Ces modèles se passent des réseaux sociaux pour expliquer les soulèvements, même s'ils utilisent d'autres variables pour déterminer le type de violence (guerre civile, guerilla, révolution, etc.). Personnellement, je conserve donc l'hypothèse nulle à ce stade : Twitter et Facebook ne causent pas de révolte politique.

2. Le phénomène ne s'arrête pas là : des effets d'imitation sont observables. Je ne connais pas les différences entre les modèles (contagion, émulation, mimétisme…), mais il est évident que les communications jouent un rôle dans tout processus de diffusion ou d'apprentissage.

À ce stade, on peut raisonnablement s'attendre à ce que les réseaux sociaux jouent un rôle identique aux autres médias parmi les populations qu'ils touchent, et ces populations sont réduites : 20% en moyenne dans les pays développés, 25% environ en Tunisie (utilisateurs/population).

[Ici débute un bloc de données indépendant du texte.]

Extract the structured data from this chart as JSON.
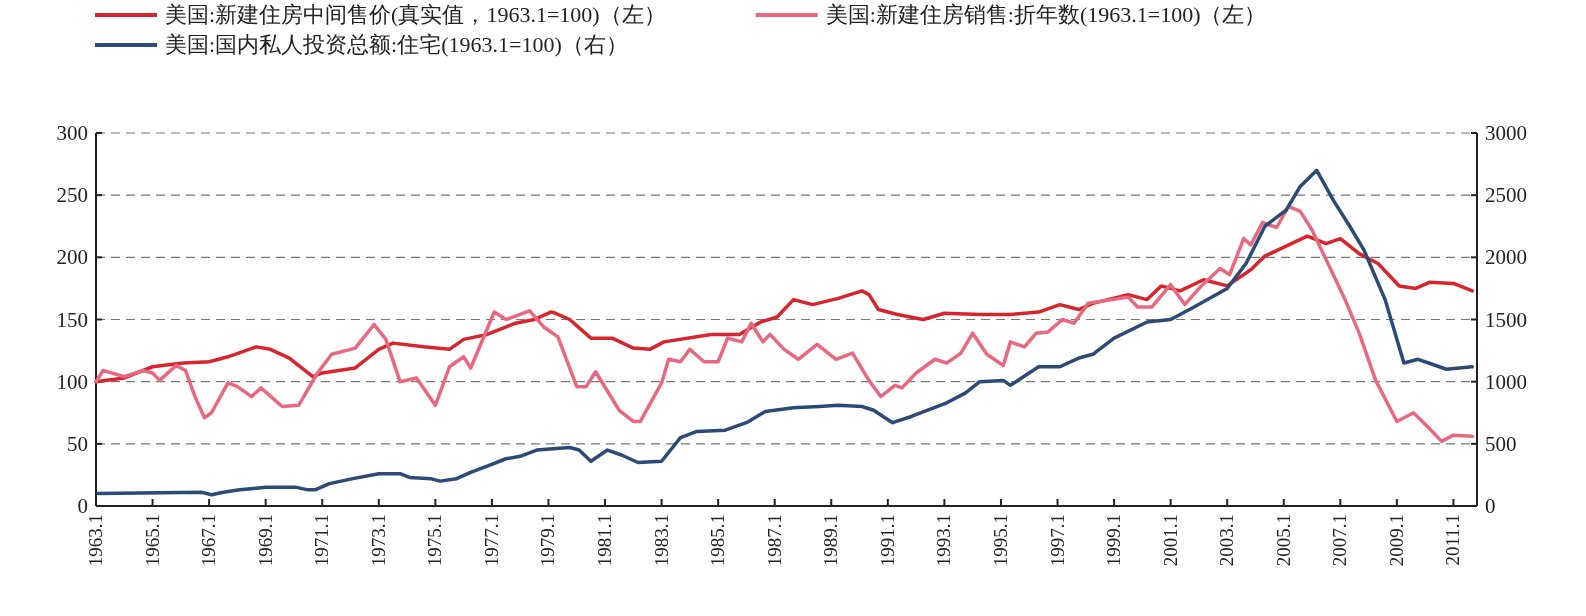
{
  "chart_data": {
    "type": "line",
    "legend": "top",
    "grid": "y",
    "xlim": [
      "1963-01",
      "2011-11"
    ],
    "xticks": [
      {
        "value": "1963-01",
        "label": "1963.1"
      },
      {
        "value": "1965-01",
        "label": "1965.1"
      },
      {
        "value": "1967-01",
        "label": "1967.1"
      },
      {
        "value": "1969-01",
        "label": "1969.1"
      },
      {
        "value": "1971-01",
        "label": "1971.1"
      },
      {
        "value": "1973-01",
        "label": "1973.1"
      },
      {
        "value": "1975-01",
        "label": "1975.1"
      },
      {
        "value": "1977-01",
        "label": "1977.1"
      },
      {
        "value": "1979-01",
        "label": "1979.1"
      },
      {
        "value": "1981-01",
        "label": "1981.1"
      },
      {
        "value": "1983-01",
        "label": "1983.1"
      },
      {
        "value": "1985-01",
        "label": "1985.1"
      },
      {
        "value": "1987-01",
        "label": "1987.1"
      },
      {
        "value": "1989-01",
        "label": "1989.1"
      },
      {
        "value": "1991-01",
        "label": "1991.1"
      },
      {
        "value": "1993-01",
        "label": "1993.1"
      },
      {
        "value": "1995-01",
        "label": "1995.1"
      },
      {
        "value": "1997-01",
        "label": "1997.1"
      },
      {
        "value": "1999-01",
        "label": "1999.1"
      },
      {
        "value": "2001-01",
        "label": "2001.1"
      },
      {
        "value": "2003-01",
        "label": "2003.1"
      },
      {
        "value": "2005-01",
        "label": "2005.1"
      },
      {
        "value": "2007-01",
        "label": "2007.1"
      },
      {
        "value": "2009-01",
        "label": "2009.1"
      },
      {
        "value": "2011-01",
        "label": "2011.1"
      }
    ],
    "ylim": [
      0,
      300
    ],
    "yticks": [
      0,
      50,
      100,
      150,
      200,
      250,
      300
    ],
    "y2lim": [
      0,
      3000
    ],
    "y2ticks": [
      0,
      500,
      1000,
      1500,
      2000,
      2500,
      3000
    ],
    "series": [
      {
        "name": "美国:新建住房中间售价(真实值，1963.1=100)（左）",
        "color": "#d7252e",
        "x": [
          "1963-01",
          "1964-01",
          "1965-01",
          "1966-02",
          "1967-01",
          "1967-09",
          "1968-09",
          "1969-03",
          "1969-11",
          "1970-09",
          "1971-01",
          "1972-03",
          "1973-01",
          "1973-07",
          "1974-08",
          "1975-07",
          "1976-01",
          "1976-11",
          "1977-11",
          "1978-07",
          "1979-02",
          "1979-04",
          "1979-10",
          "1980-07",
          "1981-04",
          "1982-01",
          "1982-08",
          "1983-02",
          "1984-10",
          "1985-10",
          "1986-07",
          "1987-02",
          "1987-09",
          "1988-05",
          "1989-04",
          "1990-02",
          "1990-05",
          "1990-09",
          "1991-05",
          "1992-04",
          "1993-01",
          "1994-04",
          "1995-05",
          "1996-05",
          "1997-02",
          "1997-10",
          "1998-04",
          "1999-07",
          "2000-03",
          "2000-09",
          "2001-05",
          "2002-03",
          "2003-01",
          "2003-11",
          "2004-05",
          "2005-02",
          "2005-11",
          "2006-07",
          "2007-01",
          "2007-09",
          "2008-05",
          "2009-02",
          "2009-09",
          "2010-03",
          "2011-01",
          "2011-09"
        ],
        "values": [
          100,
          103,
          112,
          115,
          116,
          120,
          128,
          126,
          119,
          104,
          107,
          111,
          126,
          131,
          128,
          126,
          134,
          138,
          147,
          150,
          156,
          155,
          150,
          135,
          135,
          127,
          126,
          132,
          138,
          138,
          148,
          152,
          166,
          162,
          167,
          173,
          170,
          158,
          154,
          150,
          155,
          154,
          154,
          156,
          162,
          158,
          163,
          170,
          166,
          177,
          173,
          182,
          177,
          190,
          201,
          209,
          217,
          211,
          215,
          203,
          195,
          177,
          175,
          180,
          179,
          173
        ]
      },
      {
        "name": "美国:新建住房销售:折年数(1963.1=100)（左）",
        "color": "#e8697f",
        "x": [
          "1963-01",
          "1963-04",
          "1964-01",
          "1964-09",
          "1965-01",
          "1965-04",
          "1965-11",
          "1966-03",
          "1966-07",
          "1966-11",
          "1967-02",
          "1967-09",
          "1968-01",
          "1968-07",
          "1968-11",
          "1969-08",
          "1970-03",
          "1970-11",
          "1971-05",
          "1972-01",
          "1972-03",
          "1972-11",
          "1973-04",
          "1973-10",
          "1974-05",
          "1975-01",
          "1975-07",
          "1976-01",
          "1976-04",
          "1977-02",
          "1977-07",
          "1978-05",
          "1978-11",
          "1979-05",
          "1980-01",
          "1980-05",
          "1980-09",
          "1981-07",
          "1982-01",
          "1982-04",
          "1983-01",
          "1983-04",
          "1983-09",
          "1984-01",
          "1984-07",
          "1985-01",
          "1985-05",
          "1985-11",
          "1986-03",
          "1986-08",
          "1986-11",
          "1987-05",
          "1987-11",
          "1988-07",
          "1989-03",
          "1989-10",
          "1990-05",
          "1990-10",
          "1991-04",
          "1991-07",
          "1992-01",
          "1992-09",
          "1993-02",
          "1993-08",
          "1994-01",
          "1994-07",
          "1995-02",
          "1995-05",
          "1995-11",
          "1996-04",
          "1996-09",
          "1997-03",
          "1997-08",
          "1998-02",
          "1999-07",
          "1999-11",
          "2000-05",
          "2001-01",
          "2001-07",
          "2002-02",
          "2002-10",
          "2003-02",
          "2003-08",
          "2003-11",
          "2004-04",
          "2004-10",
          "2005-03",
          "2005-08",
          "2006-01",
          "2006-07",
          "2007-03",
          "2007-09",
          "2008-04",
          "2009-01",
          "2009-08",
          "2010-02",
          "2010-08",
          "2011-01",
          "2011-09"
        ],
        "values": [
          100,
          109,
          104,
          109,
          107,
          101,
          113,
          109,
          88,
          71,
          75,
          99,
          96,
          88,
          95,
          80,
          81,
          107,
          122,
          126,
          127,
          146,
          134,
          100,
          103,
          81,
          112,
          120,
          111,
          156,
          150,
          157,
          144,
          136,
          96,
          96,
          108,
          77,
          68,
          68,
          99,
          118,
          116,
          126,
          116,
          116,
          135,
          132,
          147,
          132,
          138,
          126,
          118,
          130,
          118,
          123,
          101,
          88,
          97,
          95,
          107,
          118,
          115,
          123,
          139,
          122,
          113,
          132,
          128,
          139,
          140,
          150,
          147,
          163,
          168,
          160,
          160,
          178,
          162,
          177,
          191,
          186,
          215,
          210,
          228,
          224,
          241,
          237,
          222,
          198,
          166,
          139,
          101,
          68,
          75,
          64,
          52,
          57,
          56
        ]
      },
      {
        "name": "美国:国内私人投资总额:住宅(1963.1=100)（右）",
        "color": "#2c4a77",
        "axis": "y2",
        "x": [
          "1963-02",
          "1966-10",
          "1967-02",
          "1967-07",
          "1968-02",
          "1969-01",
          "1970-02",
          "1970-07",
          "1970-10",
          "1971-04",
          "1972-02",
          "1973-01",
          "1973-10",
          "1974-02",
          "1974-11",
          "1975-03",
          "1975-10",
          "1976-04",
          "1976-11",
          "1977-07",
          "1978-01",
          "1978-08",
          "1979-10",
          "1980-02",
          "1980-07",
          "1981-02",
          "1981-08",
          "1982-03",
          "1983-01",
          "1983-09",
          "1984-04",
          "1985-04",
          "1986-01",
          "1986-09",
          "1987-09",
          "1988-08",
          "1989-04",
          "1990-02",
          "1990-07",
          "1991-03",
          "1991-11",
          "1993-02",
          "1993-10",
          "1994-04",
          "1995-02",
          "1995-05",
          "1996-05",
          "1997-02",
          "1997-10",
          "1998-04",
          "1999-01",
          "2000-03",
          "2001-01",
          "2001-10",
          "2003-01",
          "2003-09",
          "2004-05",
          "2005-02",
          "2005-08",
          "2006-03",
          "2006-10",
          "2007-05",
          "2007-11",
          "2008-08",
          "2009-04",
          "2009-10",
          "2010-04",
          "2010-10",
          "2011-09"
        ],
        "values": [
          100,
          110,
          90,
          110,
          130,
          150,
          150,
          130,
          130,
          180,
          220,
          260,
          260,
          230,
          220,
          200,
          220,
          270,
          320,
          380,
          400,
          450,
          470,
          450,
          360,
          450,
          410,
          350,
          360,
          550,
          600,
          610,
          670,
          760,
          790,
          800,
          810,
          800,
          770,
          670,
          720,
          830,
          910,
          1000,
          1010,
          970,
          1120,
          1120,
          1190,
          1220,
          1350,
          1480,
          1500,
          1590,
          1750,
          1950,
          2250,
          2380,
          2570,
          2700,
          2460,
          2250,
          2060,
          1660,
          1150,
          1180,
          1140,
          1100,
          1120
        ]
      }
    ]
  }
}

Le facteur va donc varier selon la population impliquée (révolte étudiante ou populaire), mais il serait absurde de l'estimer nul par défaut.

3. Le phénomène, enfin, va jusqu'à son terme : échec ou non du soulèvement. La capacité de mobilisation passe par les réseaux de communication, sans remplacer l'action elle-même. Cette donnée est insensible à la nature des informations neutres transitant sur ces mêmes réseaux.

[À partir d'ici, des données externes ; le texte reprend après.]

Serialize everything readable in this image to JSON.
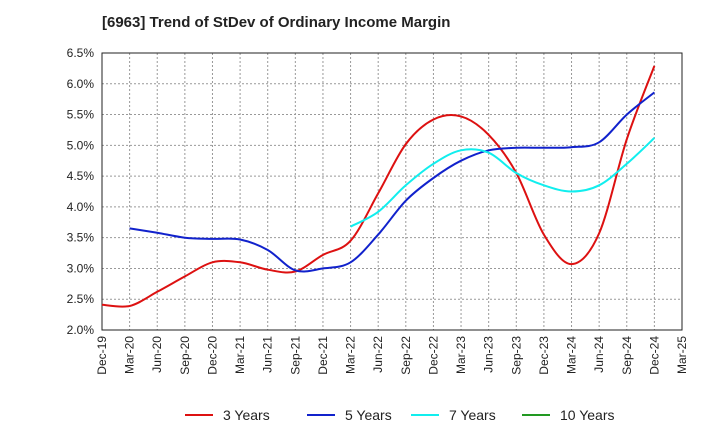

À partir de là, il devient difficile de ne pas attribuer un rôle aux réseaux sociaux. Affirmer que Twitter pourrait nuire à la mobilisation politique devient à peu près aussi ridicule que d'affirmer que les communications radio ont nui à la libération de la France parce que les radios parisiennes diffusaient de la musette pendant le D-Day. Ce qui peut compter, c'est la propagande du régime menacé, mais l'exemple de Radio Paris laisse présumer que la propagande crée probablement autant de soutiens que de défections (c'est en tout cas l'hypothèse initiale).

Il y a une nuance : l'argument de Gladwell évoque un effet négatif des informations neutre, un “effet Debord-Huxley” sur le lissage des mentalités et le brainwashing par le LOL. L'argument me semble absurde pour plusieurs raisons, dont la principale reste le capital humain : les mouvements économiques ont élevé le niveau d'éducation au-delà du seuil où la pauvreté et la servitude peuvent apparaître naturelles à une large fraction de la population.

Fr. a dit…

Add. More here.

Fr. a dit…

Add. Une bonne illustration de tout ça (j'arrête là).

Phersv a dit…

Ce qui est bien dans les blogs est que les commentaires peuvent être meilleurs que les posts.

Oui, le simple fait que les gouvernements soient si soucieux de couper ces connexions est quand même un bon argument pour dire que ces réseaux n'ont pas un rôle nul.

Ah, Fr., il faut que tu fasse breveter les expressions " “effet Debord-Huxley” sur le lissage des mentalités et le brainwashing par le LOL".

Phersv a dit…

La sociologue Zeynep Tufekci donne aussi quelques arguments en faveur du rôle effectif des réseaux sociaux.